Nuveen has raised $330M for its open-ended U.S. Cities Retail Fund, which targets necessity-based, grocery-anchored retail properties in affluent areas. Last May, Nuveen raised $320M from institutional capital for the same fund, which launched in 2018. USCRF has more than $8B in assets under management. 

The capital for this round came from three Australian institutional investors and is anchored by a $250M commitment from pension fund the Retail Employees Superannuation Trust.

Brian Wallick, portfolio manager for Nuveen's U.S. cities retail strategy, said in a press release that the amount of money raised speaks to the appeal of the grocery-anchored sector for investors. 

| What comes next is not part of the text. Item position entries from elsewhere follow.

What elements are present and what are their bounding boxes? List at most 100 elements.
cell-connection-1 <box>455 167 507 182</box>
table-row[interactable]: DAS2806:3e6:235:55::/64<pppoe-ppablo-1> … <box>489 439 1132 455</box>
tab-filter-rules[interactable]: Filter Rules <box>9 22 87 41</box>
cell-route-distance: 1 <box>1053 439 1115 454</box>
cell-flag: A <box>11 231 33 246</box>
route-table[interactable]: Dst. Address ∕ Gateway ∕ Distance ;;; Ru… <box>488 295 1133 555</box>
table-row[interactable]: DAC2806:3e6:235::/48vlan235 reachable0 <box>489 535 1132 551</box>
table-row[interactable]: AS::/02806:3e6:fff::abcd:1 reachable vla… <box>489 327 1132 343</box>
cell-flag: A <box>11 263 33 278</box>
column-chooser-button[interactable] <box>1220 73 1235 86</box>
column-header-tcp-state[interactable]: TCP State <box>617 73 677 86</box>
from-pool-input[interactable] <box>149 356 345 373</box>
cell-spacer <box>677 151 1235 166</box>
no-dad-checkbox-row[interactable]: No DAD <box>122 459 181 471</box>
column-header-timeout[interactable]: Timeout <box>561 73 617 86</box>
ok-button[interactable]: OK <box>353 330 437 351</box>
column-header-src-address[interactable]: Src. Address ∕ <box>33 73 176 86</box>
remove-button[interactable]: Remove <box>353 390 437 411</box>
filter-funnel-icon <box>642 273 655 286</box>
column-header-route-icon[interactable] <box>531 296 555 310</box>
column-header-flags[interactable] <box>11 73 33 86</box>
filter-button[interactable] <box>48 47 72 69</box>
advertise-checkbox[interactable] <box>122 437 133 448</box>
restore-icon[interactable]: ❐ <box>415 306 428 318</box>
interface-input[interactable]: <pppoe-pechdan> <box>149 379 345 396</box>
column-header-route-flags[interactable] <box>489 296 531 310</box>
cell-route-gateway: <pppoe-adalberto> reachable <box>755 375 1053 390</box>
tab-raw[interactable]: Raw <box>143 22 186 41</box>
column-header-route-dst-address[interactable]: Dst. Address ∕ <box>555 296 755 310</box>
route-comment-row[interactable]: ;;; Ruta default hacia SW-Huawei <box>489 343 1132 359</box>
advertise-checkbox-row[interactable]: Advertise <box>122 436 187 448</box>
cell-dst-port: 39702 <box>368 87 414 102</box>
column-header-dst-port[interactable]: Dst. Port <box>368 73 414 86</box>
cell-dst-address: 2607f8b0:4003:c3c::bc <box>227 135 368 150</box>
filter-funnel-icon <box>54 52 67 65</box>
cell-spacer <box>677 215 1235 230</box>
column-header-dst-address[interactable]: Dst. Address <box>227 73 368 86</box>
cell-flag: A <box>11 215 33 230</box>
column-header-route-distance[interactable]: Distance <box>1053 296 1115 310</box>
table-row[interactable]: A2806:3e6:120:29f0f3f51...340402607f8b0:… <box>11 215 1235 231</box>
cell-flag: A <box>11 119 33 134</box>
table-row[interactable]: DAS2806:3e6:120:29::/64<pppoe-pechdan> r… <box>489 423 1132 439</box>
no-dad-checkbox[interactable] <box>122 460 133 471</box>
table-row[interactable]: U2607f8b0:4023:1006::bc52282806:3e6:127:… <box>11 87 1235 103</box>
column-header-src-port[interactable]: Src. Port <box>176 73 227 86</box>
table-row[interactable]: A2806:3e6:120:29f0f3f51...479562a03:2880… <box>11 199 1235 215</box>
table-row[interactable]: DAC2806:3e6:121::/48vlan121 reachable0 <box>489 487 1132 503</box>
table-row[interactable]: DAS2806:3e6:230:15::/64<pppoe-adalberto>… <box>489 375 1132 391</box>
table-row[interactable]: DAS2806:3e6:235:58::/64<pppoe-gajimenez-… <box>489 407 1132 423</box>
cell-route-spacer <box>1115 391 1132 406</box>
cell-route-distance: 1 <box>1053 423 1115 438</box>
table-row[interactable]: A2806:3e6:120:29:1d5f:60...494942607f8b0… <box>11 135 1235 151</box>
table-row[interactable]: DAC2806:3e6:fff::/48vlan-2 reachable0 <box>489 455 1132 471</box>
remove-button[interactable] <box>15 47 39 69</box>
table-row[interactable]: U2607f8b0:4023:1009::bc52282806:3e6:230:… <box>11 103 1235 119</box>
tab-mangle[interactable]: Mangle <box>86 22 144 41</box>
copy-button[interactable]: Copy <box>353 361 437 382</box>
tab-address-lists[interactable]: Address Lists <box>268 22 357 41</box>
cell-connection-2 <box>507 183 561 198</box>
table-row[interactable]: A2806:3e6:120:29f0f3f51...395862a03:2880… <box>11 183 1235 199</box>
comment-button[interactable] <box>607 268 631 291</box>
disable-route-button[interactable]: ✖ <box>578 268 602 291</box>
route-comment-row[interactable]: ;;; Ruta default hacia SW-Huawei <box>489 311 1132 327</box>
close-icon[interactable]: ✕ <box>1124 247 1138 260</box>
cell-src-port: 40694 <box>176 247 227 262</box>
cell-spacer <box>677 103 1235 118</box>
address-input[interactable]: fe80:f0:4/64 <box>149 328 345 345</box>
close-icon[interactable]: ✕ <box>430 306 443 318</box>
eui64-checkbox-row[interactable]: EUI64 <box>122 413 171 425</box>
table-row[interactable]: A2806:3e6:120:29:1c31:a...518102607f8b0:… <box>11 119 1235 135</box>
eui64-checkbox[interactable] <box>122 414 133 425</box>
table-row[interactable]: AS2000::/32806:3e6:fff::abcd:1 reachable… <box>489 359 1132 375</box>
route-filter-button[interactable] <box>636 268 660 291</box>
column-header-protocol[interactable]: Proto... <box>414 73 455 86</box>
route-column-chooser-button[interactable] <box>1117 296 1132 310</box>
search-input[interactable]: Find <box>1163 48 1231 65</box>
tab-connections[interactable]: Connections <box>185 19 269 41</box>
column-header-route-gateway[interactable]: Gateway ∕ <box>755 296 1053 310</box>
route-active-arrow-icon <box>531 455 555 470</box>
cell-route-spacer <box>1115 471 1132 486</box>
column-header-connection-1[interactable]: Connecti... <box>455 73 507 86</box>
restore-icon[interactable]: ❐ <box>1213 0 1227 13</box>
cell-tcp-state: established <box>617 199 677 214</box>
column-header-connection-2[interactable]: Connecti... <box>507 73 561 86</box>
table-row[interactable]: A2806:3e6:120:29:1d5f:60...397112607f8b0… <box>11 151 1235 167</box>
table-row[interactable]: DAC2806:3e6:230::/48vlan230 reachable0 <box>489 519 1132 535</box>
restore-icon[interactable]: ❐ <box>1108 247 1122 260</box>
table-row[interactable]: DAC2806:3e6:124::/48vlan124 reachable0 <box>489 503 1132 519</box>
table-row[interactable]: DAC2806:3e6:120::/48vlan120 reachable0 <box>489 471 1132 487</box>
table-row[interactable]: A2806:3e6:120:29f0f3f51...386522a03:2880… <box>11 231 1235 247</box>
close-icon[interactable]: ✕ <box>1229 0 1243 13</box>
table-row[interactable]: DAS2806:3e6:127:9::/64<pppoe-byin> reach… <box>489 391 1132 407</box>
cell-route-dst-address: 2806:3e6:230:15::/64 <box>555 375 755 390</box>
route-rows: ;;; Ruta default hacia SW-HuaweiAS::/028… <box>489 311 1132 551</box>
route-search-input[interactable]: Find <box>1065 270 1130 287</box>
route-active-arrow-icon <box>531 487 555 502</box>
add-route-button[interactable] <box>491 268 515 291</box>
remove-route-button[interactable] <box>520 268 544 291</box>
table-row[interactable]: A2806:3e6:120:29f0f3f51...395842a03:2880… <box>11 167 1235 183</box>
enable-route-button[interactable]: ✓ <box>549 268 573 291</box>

"This capital raise validates the strength of our investment thesis at a time when necessity-based retail continues to demonstrate exceptional resilience," Wallick said. 

Grocery-anchored transaction volume grew to $11B last year, a 42% increase from $7B the year prior, according to JLL.

The vacancy rate for this segment is 4%, outperforming other shopping centers, which average 6.3% vacancy. Above-average performance translates into above-average rents, and grocery-anchored centers are commanding a rent premium of 4.4%. 

Acquisitions are increasingly going to institutional investors, with that pool of buyers reaching 27% last year, their highest share in more than a decade, JLL found.

Large investors betting big on the sector include Bain Capital and 11North, which teamed up in December and raised $1.6B to spend on grocery-anchored assets. 

MCB picked up 15 assets in 10 states when it bought private grocery-anchored retail investor Epic in January. Just under a month later, new kid on the block Town Lane acquired 27 shopping centers with grocery anchors when it purchased ShopOne Centers.